In the last two decades, I have ceased to identify as Jewish. My belief in God, and my belief in belief, were extirpated when I became a widower in 2007. In the late 2000s, an archivist in Brno cast doubt on my ethnicity when he pronounced my mother's family story unverifiable, for her relatives are marked as baptized Catholics and are buried in Catholic cemeteries. For reasons that I prefer not to know, my mother began the process of converting to Judaism after she discovered this. I, however, had tired of identifying. Or perhaps I had tired of passing. Or perhaps I had just tired of hoping that my Slavic last name, which is not specifically Jewish, would do the passing for me. Today, I would much rather think about Hermann Cohen, or S. Yizhar, or Rabban Gamaliel, than about myself.

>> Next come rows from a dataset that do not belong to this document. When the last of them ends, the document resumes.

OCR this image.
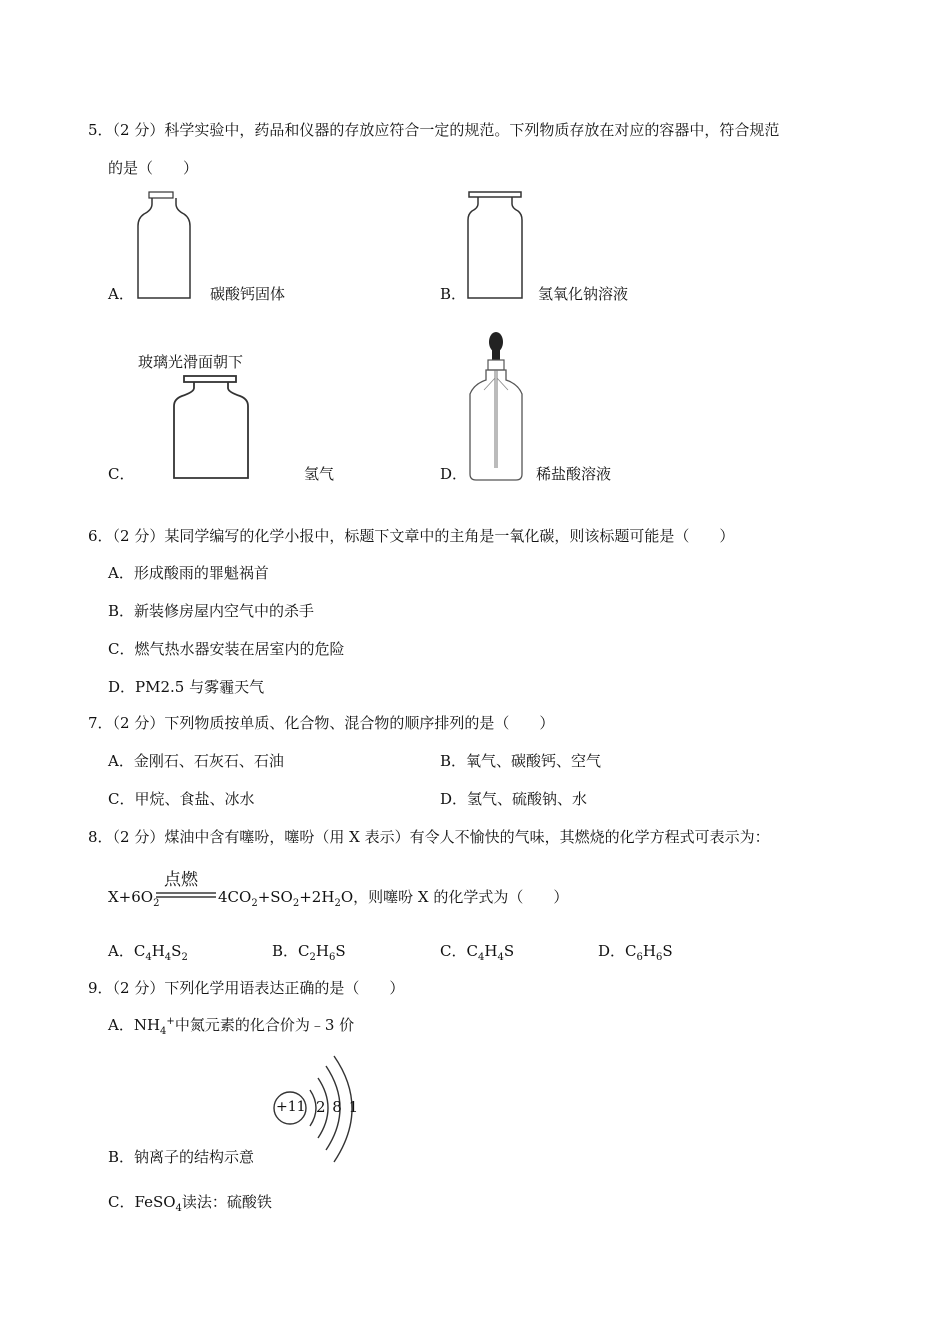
5．（2 分）科学实验中，药品和仪器的存放应符合一定的规范。下列物质存放在对应的容器中，符合规范
的是（　　）
A．	碳酸钙固体	B．	氢氧化钠溶液
玻璃光滑面朝下
C．	氢气	D．	稀盐酸溶液
6．（2 分）某同学编写的化学小报中，标题下文章中的主角是一氧化碳，则该标题可能是（　　）
A．形成酸雨的罪魁祸首
B．新装修房屋内空气中的杀手
C．燃气热水器安装在居室内的危险
D．PM2.5 与雾霾天气
7．（2 分）下列物质按单质、化合物、混合物的顺序排列的是（　　）
A．金刚石、石灰石、石油	B．氧气、碳酸钙、空气
C．甲烷、食盐、冰水	D．氢气、硫酸钠、水
8．（2 分）煤油中含有噻吩，噻吩（用 X 表示）有令人不愉快的气味，其燃烧的化学方程式可表示为：
$X+6O_2$
点燃
$4CO_2+SO_2+2H_2O$，则噻吩 X 的化学式为（　　）
A．$C_4H_4S_2$	B．$C_2H_6S$	C．$C_4H_4S$	D．$C_6H_6S$
9．（2 分）下列化学用语表达正确的是（　　）
A．$NH_4^+$中氮元素的化合价为﹣3 价
+11 2 8 1
B．钠离子的结构示意
C．FeSO$_4$读法：硫酸铁
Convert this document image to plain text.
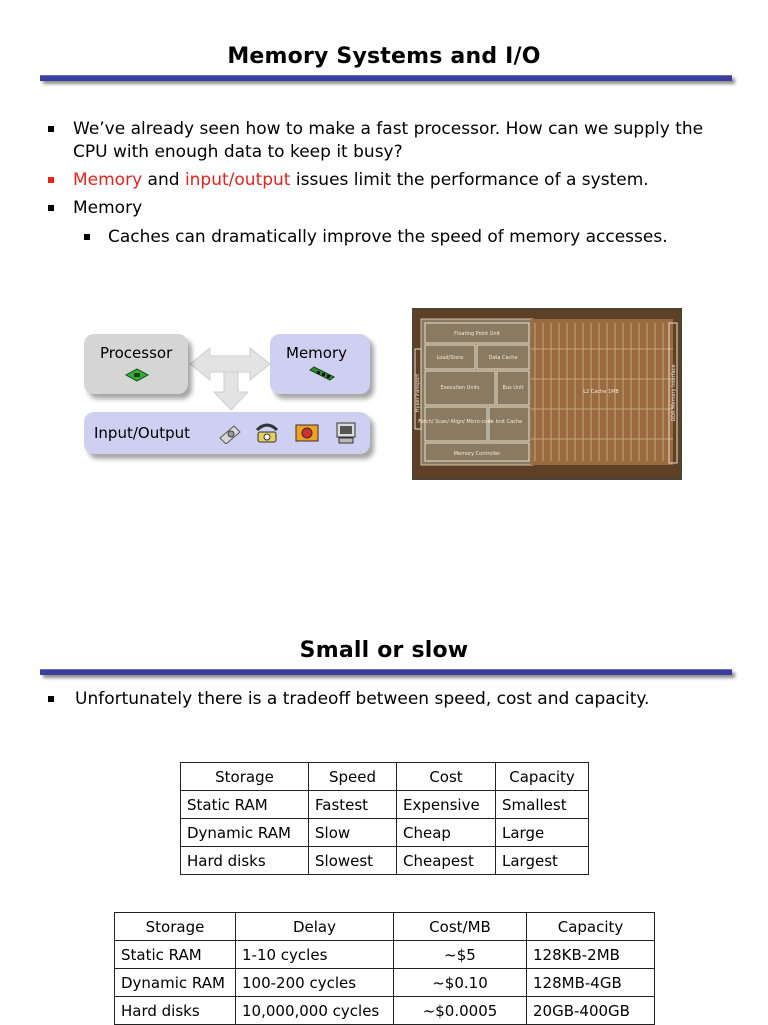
Memory Systems and I/O
We’ve already seen how to make a fast processor. How can we supply the
CPU with enough data to keep it busy?
Memory and input/output issues limit the performance of a system.
Memory
Caches can dramatically improve the speed of memory accesses.
Processor	Memory
Input/Output
Floating Point Unit
Load/Store	Data Cache
Execution Units	Bus Unit
Fetch/ Scan/ Align/ Micro-code Inst Cache
Memory Controller
L2 Cache 1MB	DDR Memory Interface
HyperTransport
Small or slow
Unfortunately there is a tradeoff between speed, cost and capacity.
Storage	Speed	Cost	Capacity
Static RAM	Fastest	Expensive	Smallest
Dynamic RAM	Slow	Cheap	Large
Hard disks	Slowest	Cheapest	Largest
Storage	Delay	Cost/MB	Capacity
Static RAM	1-10 cycles	~$5	128KB-2MB
Dynamic RAM	100-200 cycles	~$0.10	128MB-4GB
Hard disks	10,000,000 cycles	~$0.0005	20GB-400GB
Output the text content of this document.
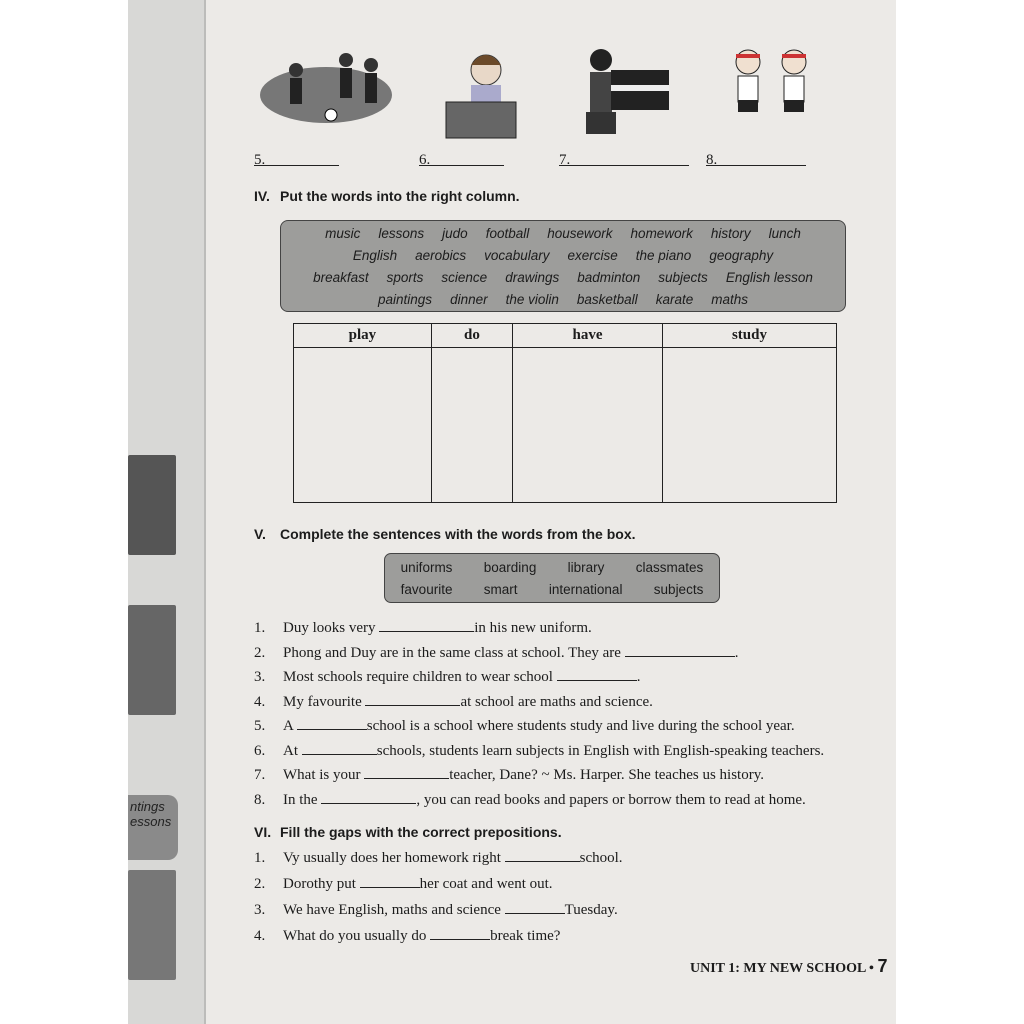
ntings
essons
5.	6.	7.	8.
IV. Put the words into the right column.
music lessons judo football housework homework history lunch
English aerobics vocabulary exercise the piano geography
breakfast sports science drawings badminton subjects English lesson
paintings dinner the violin basketball karate maths
play	do	have	study

V. Complete the sentences with the words from the box.
uniforms boarding library classmates
favourite smart international subjects
1. Duy looks very	in his new uniform.
2. Phong and Duy are in the same class at school. They are	.
3. Most schools require children to wear school	.
4. My favourite	at school are maths and science.
5. A	school is a school where students study and live during the school year.
6. At	schools, students learn subjects in English with English-speaking teachers.
7. What is your	teacher, Dane? ~ Ms. Harper. She teaches us history.
8. In the	, you can read books and papers or borrow them to read at home.
VI. Fill the gaps with the correct prepositions.
1. Vy usually does her homework right	school.
2. Dorothy put	her coat and went out.
3. We have English, maths and science	Tuesday.
4. What do you usually do	break time?
UNIT 1: MY NEW SCHOOL • 7
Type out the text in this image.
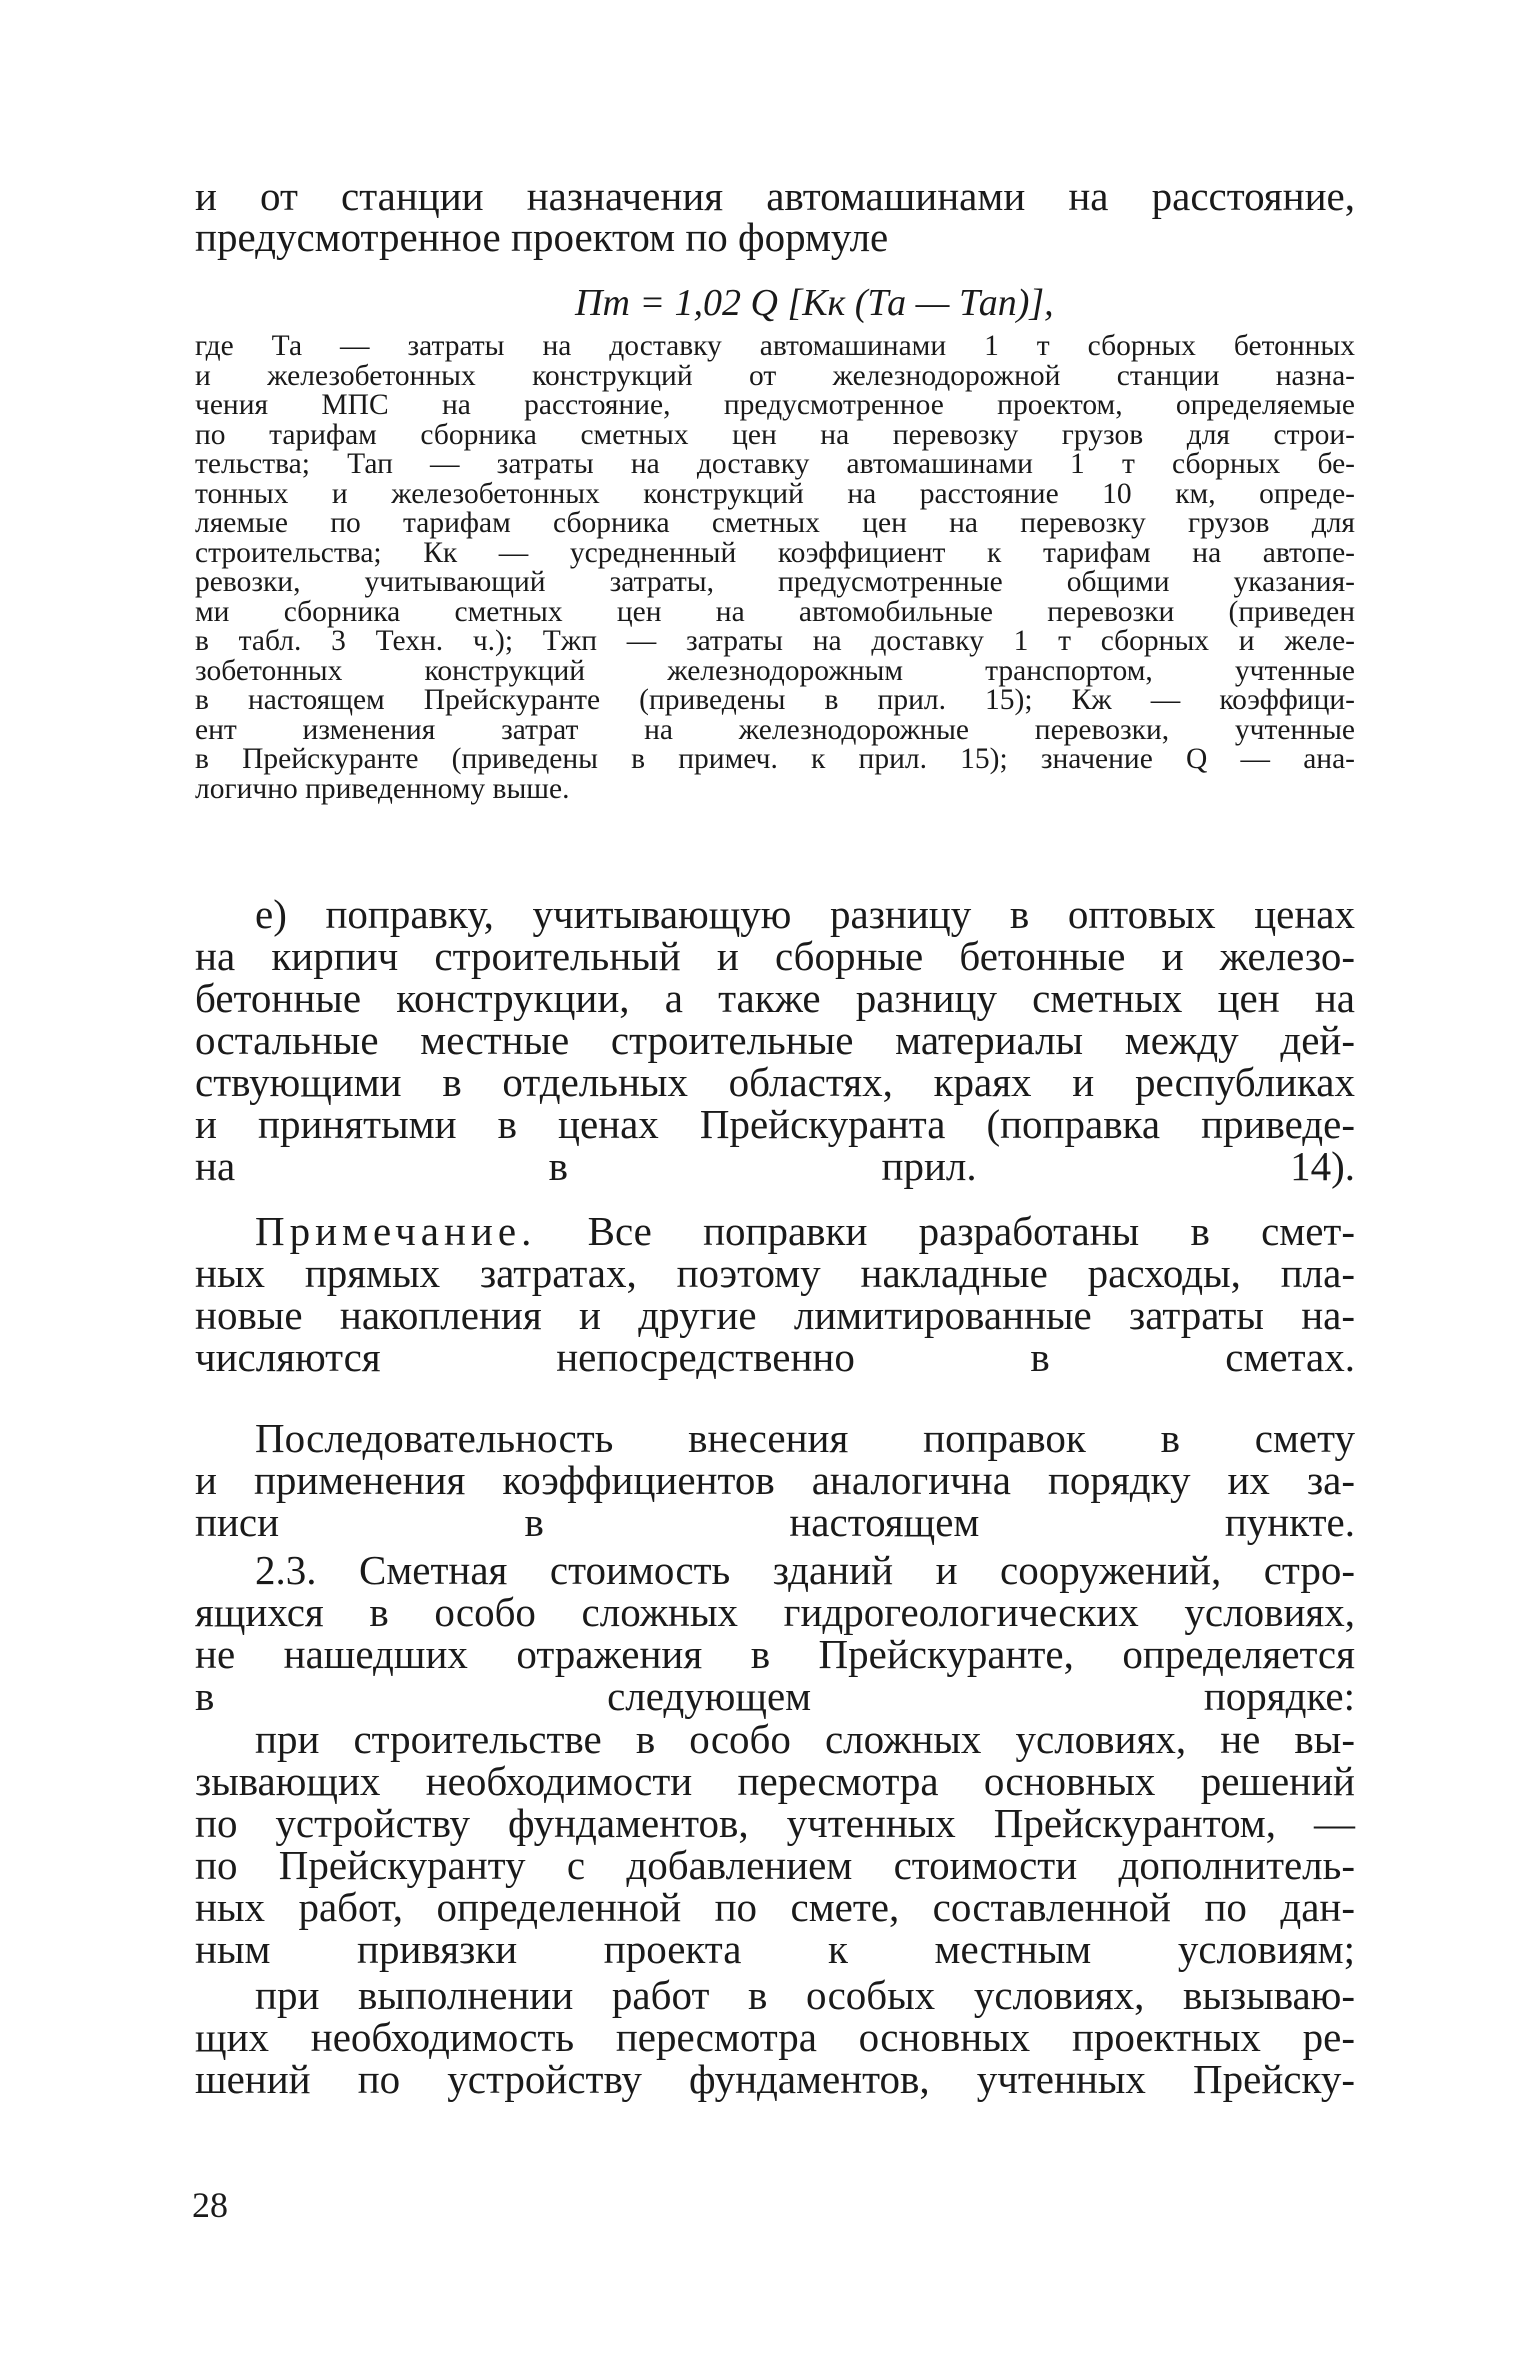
и от станции назначения автомашинами на расстояние,

предусмотренное проектом по формуле

Пт = 1,02 Q [Кк (Та — Тап)],
где Та — затраты на доставку автомашинами 1 т сборных бетонных
и железобетонных конструкций от железнодорожной станции назна-
чения МПС на расстояние, предусмотренное проектом, определяемые
по тарифам сборника сметных цен на перевозку грузов для строи-
тельства; Тап — затраты на доставку автомашинами 1 т сборных бе-
тонных и железобетонных конструкций на расстояние 10 км, опреде-
ляемые по тарифам сборника сметных цен на перевозку грузов для
строительства; Кк — усредненный коэффициент к тарифам на автопе-
ревозки, учитывающий затраты, предусмотренные общими указания-
ми сборника сметных цен на автомобильные перевозки (приведен
в табл. 3 Техн. ч.); Тжп — затраты на доставку 1 т сборных и желе-
зобетонных конструкций железнодорожным транспортом, учтенные
в настоящем Прейскуранте (приведены в прил. 15); Кж — коэффици-
ент изменения затрат на железнодорожные перевозки, учтенные
в Прейскуранте (приведены в примеч. к прил. 15); значение Q — ана-
логично приведенному выше.
е) поправку, учитывающую разницу в оптовых ценах
на кирпич строительный и сборные бетонные и железо-
бетонные конструкции, а также разницу сметных цен на
остальные местные строительные материалы между дей-
ствующими в отдельных областях, краях и республиках
и принятыми в ценах Прейскуранта (поправка приведе-
на в прил. 14).
Примечание. Все поправки разработаны в смет-
ных прямых затратах, поэтому накладные расходы, пла-
новые накопления и другие лимитированные затраты на-
числяются непосредственно в сметах.
Последовательность внесения поправок в смету
и применения коэффициентов аналогична порядку их за-
писи в настоящем пункте.
2.3. Сметная стоимость зданий и сооружений, стро-
ящихся в особо сложных гидрогеологических условиях,
не нашедших отражения в Прейскуранте, определяется
в следующем порядке:
при строительстве в особо сложных условиях, не вы-
зывающих необходимости пересмотра основных решений
по устройству фундаментов, учтенных Прейскурантом, —
по Прейскуранту с добавлением стоимости дополнитель-
ных работ, определенной по смете, составленной по дан-
ным привязки проекта к местным условиям;
при выполнении работ в особых условиях, вызываю-
щих необходимость пересмотра основных проектных ре-
шений по устройству фундаментов, учтенных Прейску-
28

Still, those papers from 1998 remain in my mind, and I think about Tirosh-Samuelson and Wolfson every time a student kindly demands that I identify myself, by asking me whether I am Jewish. I think of them every time I answer that student by saying that as a scholar who sojourns with the Jewish theological and philosophical tradition, and with Jewish philosophers and theologians, the most apt word (but certainly not the ideal word) for me is the Hebrew term ger, in its biblical sense of "fellow traveler."
Those papers still call to me. Now they no longer demand that I identify myself. But they do demand that I identify the stakes of my thinking. When I give a lecture or teach a class, do I not want some kind of commitment on the part of my audience, of the kind that Tirosh-Samuelson described? When I read a talmudic text with a group of students, do I not desire that they hear this text anew, as Wolfson demanded? Where does the boundary lie between the religious and the secular performance of these desires, anyway? And how, all these years later, can I pick between these two eminent scholars? To side with Tirosh-Samuelson is to transgress the bounds of the university; to side with Wolfson is to acknowledge that Jewish tradition is nothing but a series of transgressions. There can be no thinking of a path out from this double bind that doesn't involve one transgression or another.
These papers now, together, call me to imagine Jewish philosophy, the field of study I share with both Tirosh-Samuelson and Wolfson, as a home for transgression and transgressiveness. This is the heresy that I write. This is the heresy that I am.